WSCOGA, which is based in Grand Junction, includes in its mission ensuring that gas is produced, stored, and transported in a manner which supports Colorado's important tourism economies, Ludlam said. "Reliable, safe pipeline systems are an important part of this effort," he indicated. "Please expedite approval of the pipeline relocation/upgrade as soon as practicable."

TransCanada, LDCs reach deal on projects

TransCanada Corp. has reached an agreement with local distribution companies Gaz Metro Ltd. Partnership, Enbridge Gas Distribution Inc., and Union Gas Ltd. ensuring that the Energy East and the Eastern Mainline projects will provide Eastern Canada with sufficient gas transmission capacity and reduced transmission costs.

As part of the deal, TransCanada will size the Eastern Mainline project to meet all firm requirements including gas transmission contracts resulting from both 2016 and 2017 new capacity open seasons plus 50 MMcfd of additional gas capacity.

The Eastern Mainline project will add 250-300 km of gas pipeline in the Toronto-Montreal corridor. Energy East is a proposed 4,600-km oil pipeline that will have capacity to transport 1.1-million bo/d from Alberta and Saskatchewan directly to refineries and port terminals in Eastern Canada (OGJ Online, Apr. 2, 2015).

TransCanada proposes to convert 3,000 km of one of its Canadian Mainline pipelines from natural gas to oil service for Energy East.

Polarled gas pipeline crosses Arctic Circle

The Statoil ASA-operated Polarled gas pipeline construction project reported crossing the Arctic Circle. The line will connect Aasta Hansteen field in the Norwegian Sea to Nyhamna in western Norway.

The 482-km, 70 million standard cu m/day pipeline is being laid in as much as 1,265 m of water, marking the first time a 36-in. OD gas pipeline has been installed at such depths, Statoil says, adding that Polarled is the first pipeline to take Norwegian gas infrastructure across the Arctic Circle.

During the start-up of construction in March, the pipeline was pulled in to Nyhamna (OGJ Online, Mar. 27, 2015).

"We are progressing well at the moment, conditions have been good for more than 50 days in a row, and at the end of July we set a record of laying 4.8 km of pipes in one day," said Kenneth Aksel Kristensen, one of Statoil's company representatives on board the vessel.
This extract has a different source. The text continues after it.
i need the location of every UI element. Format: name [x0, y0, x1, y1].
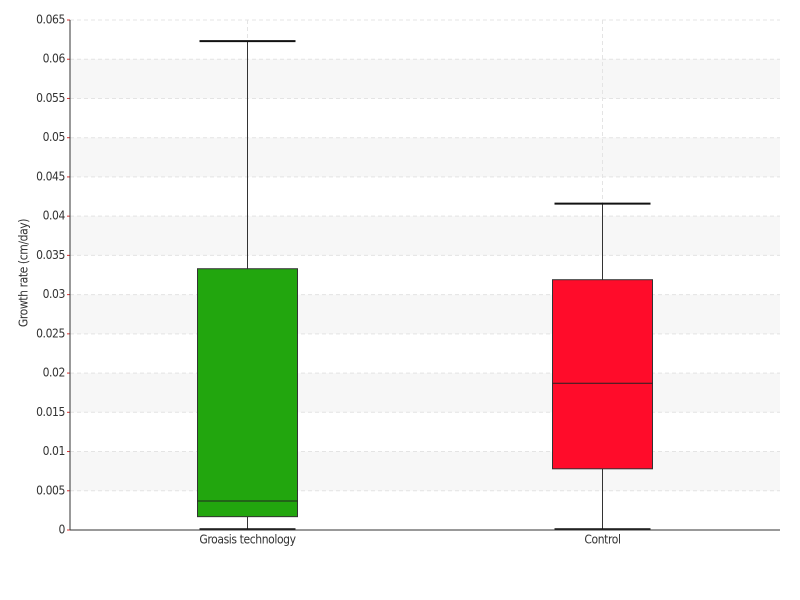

The Polarled pipe-laying operation is scheduled to be completed by the end of August. Nyhamna will be ready to receive Aasta Hansteen gas in 2017. When the pipeline comes on stream, Gassco will operate the pipeline and Nyhamna plant.

The original investment budget for the pipeline project was 11.1 billion kroner, Statoil said, but it is now expecting an investment level of about 7.5 billion kroner, "due to good planning, good market knowledge, and good execution."